Начальник политотдела тяжело встал и вышел из блиндажа.
А тем временем генерал Чайковский мчался на своей БМД в расположение подполковника Круглова. Но думал он сейчас не о Круглове, а о своих заместителях. Хотя в армии, как известно, полное единоначалие, однако характер взаимоотношений между командиром и его ближайшими заместителями существенно влияет на положение и в роте, и в полку, и в дивизии. Истина, вряд ли требующая доказательства.
Отношения между комдивом и начальником политотдела были дружескими, больше того — сердечными.

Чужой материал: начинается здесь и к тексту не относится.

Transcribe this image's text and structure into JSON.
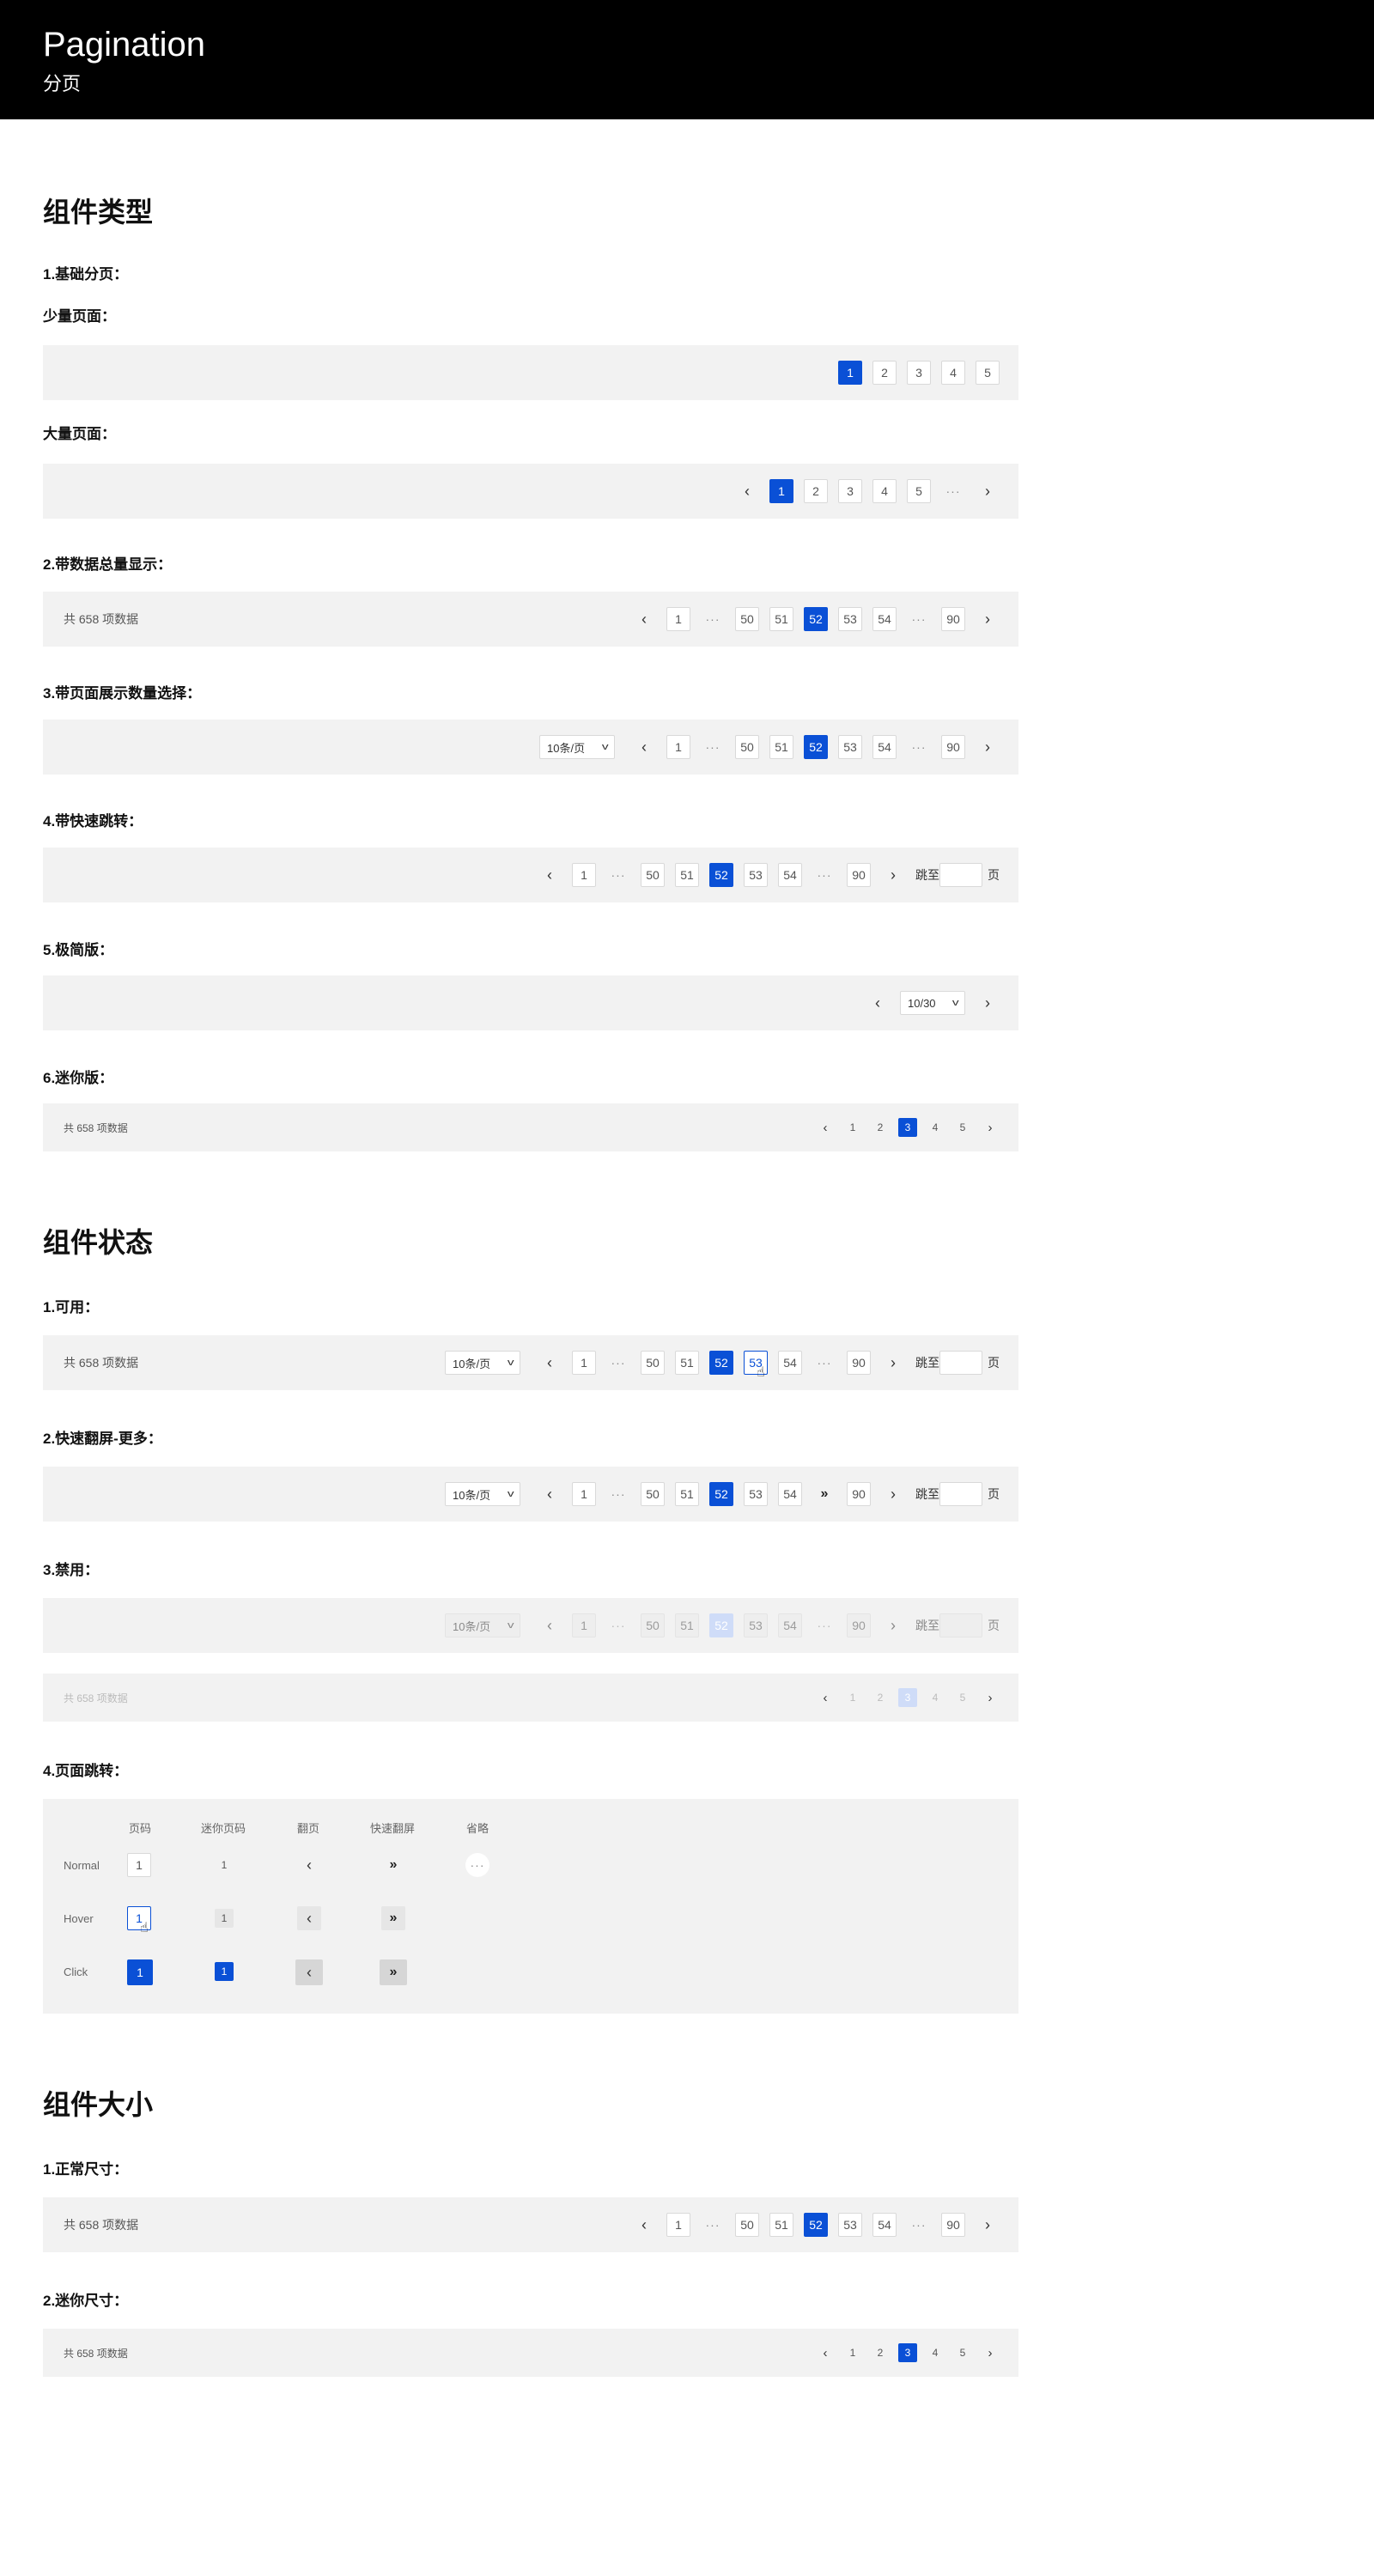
{
  "header": {
    "title": "Pagination",
    "subtitle": "分页"
  },
  "sections": {
    "types": "组件类型",
    "states": "组件状态",
    "sizes": "组件大小"
  },
  "labels": {
    "basic": "1.基础分页：",
    "few": "少量页面：",
    "many": "大量页面：",
    "with_total": "2.带数据总量显示：",
    "with_size": "3.带页面展示数量选择：",
    "with_jump": "4.带快速跳转：",
    "simple": "5.极简版：",
    "mini": "6.迷你版：",
    "available": "1.可用：",
    "fast_more": "2.快速翻屏-更多：",
    "disabled": "3.禁用：",
    "page_jump": "4.页面跳转：",
    "normal_size": "1.正常尺寸：",
    "mini_size": "2.迷你尺寸："
  },
  "common": {
    "total": "共 658 项数据",
    "page_size": "10条/页",
    "jump_to": "跳至",
    "page_unit": "页",
    "simple_value": "10/30",
    "dots": "···",
    "prev": "‹",
    "next": "›",
    "fast": "»"
  },
  "pages_few": [
    "1",
    "2",
    "3",
    "4",
    "5"
  ],
  "pages_long": [
    "1",
    "50",
    "51",
    "52",
    "53",
    "54",
    "90"
  ],
  "pages_mini": [
    "1",
    "2",
    "3",
    "4",
    "5"
  ],
  "matrix": {
    "columns": [
      "页码",
      "迷你页码",
      "翻页",
      "快速翻屏",
      "省略"
    ],
    "rows": [
      "Normal",
      "Hover",
      "Click"
    ],
    "num": "1"
  },
  "colors": {
    "primary": "#0a50d6",
    "panel": "#f2f2f2",
    "header": "#000000"
  }
}
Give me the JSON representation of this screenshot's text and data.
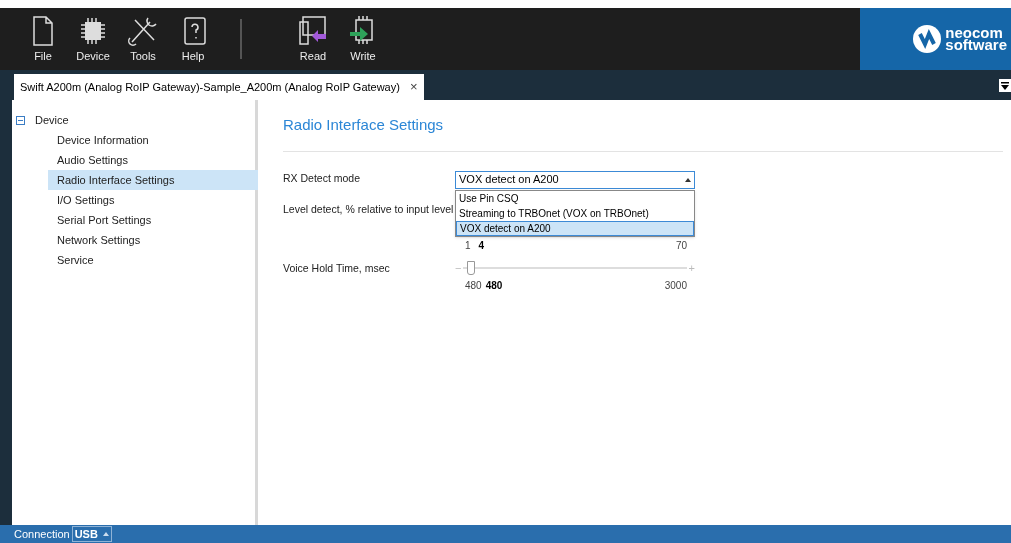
{
  "toolbar": {
    "buttons": [
      {
        "label": "File",
        "kind": "file"
      },
      {
        "label": "Device",
        "kind": "chip"
      },
      {
        "label": "Tools",
        "kind": "tools"
      },
      {
        "label": "Help",
        "kind": "help"
      },
      {
        "label": "Read",
        "kind": "read"
      },
      {
        "label": "Write",
        "kind": "write"
      }
    ]
  },
  "logo": {
    "line_1": "neocom",
    "line_2": "software"
  },
  "tabs": [
    {
      "label": "Swift A200m (Analog RoIP Gateway)-Sample_A200m (Analog RoIP Gateway)",
      "close": "×",
      "selected": true
    }
  ],
  "tree": {
    "label": "Device",
    "expanded": true,
    "children": [
      {
        "label": "Device Information",
        "selected": false
      },
      {
        "label": "Audio Settings",
        "selected": false
      },
      {
        "label": "Radio Interface Settings",
        "selected": true
      },
      {
        "label": "I/O Settings",
        "selected": false
      },
      {
        "label": "Serial Port Settings",
        "selected": false
      },
      {
        "label": "Network Settings",
        "selected": false
      },
      {
        "label": "Service",
        "selected": false
      }
    ]
  },
  "page": {
    "title": "Radio Interface Settings",
    "rx_detect": {
      "label": "RX Detect mode",
      "value": "VOX detect on A200",
      "expanded": true,
      "options": [
        {
          "label": "Use Pin CSQ",
          "selected": false
        },
        {
          "label": "Streaming to TRBOnet (VOX on TRBOnet)",
          "selected": false
        },
        {
          "label": "VOX detect on A200",
          "selected": true
        }
      ]
    },
    "level_detect": {
      "label": "Level detect, % relative to input level",
      "min": "1",
      "value": "4",
      "max": "70"
    },
    "voice_hold": {
      "label": "Voice Hold Time, msec",
      "minus": "−",
      "plus": "+",
      "level": 0,
      "min": "480",
      "value": "480",
      "max": "3000"
    }
  },
  "status_bar": {
    "label": "Connection",
    "value": "USB"
  }
}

Полковник Логинов производил впечатление человека мягкого, он редко сердился, был приветлив, обладал открытым, добрым характером. Но того, кто, доверяясь первому впечатлению, попытался бы злоупотребить этой мягкостью, ждало горькое разочарование. Да, полковник Логинов улыбался, шутил, но ни на йоту не отступал от своих решений, тщательно продуманных. По каждому вопросу он составлял не сразу, основательно разобравшись и обдумав, свое мнение. И уж это мнение отстаивал до конца. Перед любым — перед подчиненным, перед равным, перед старшим. По-разному, конечно, но одинаково твердо.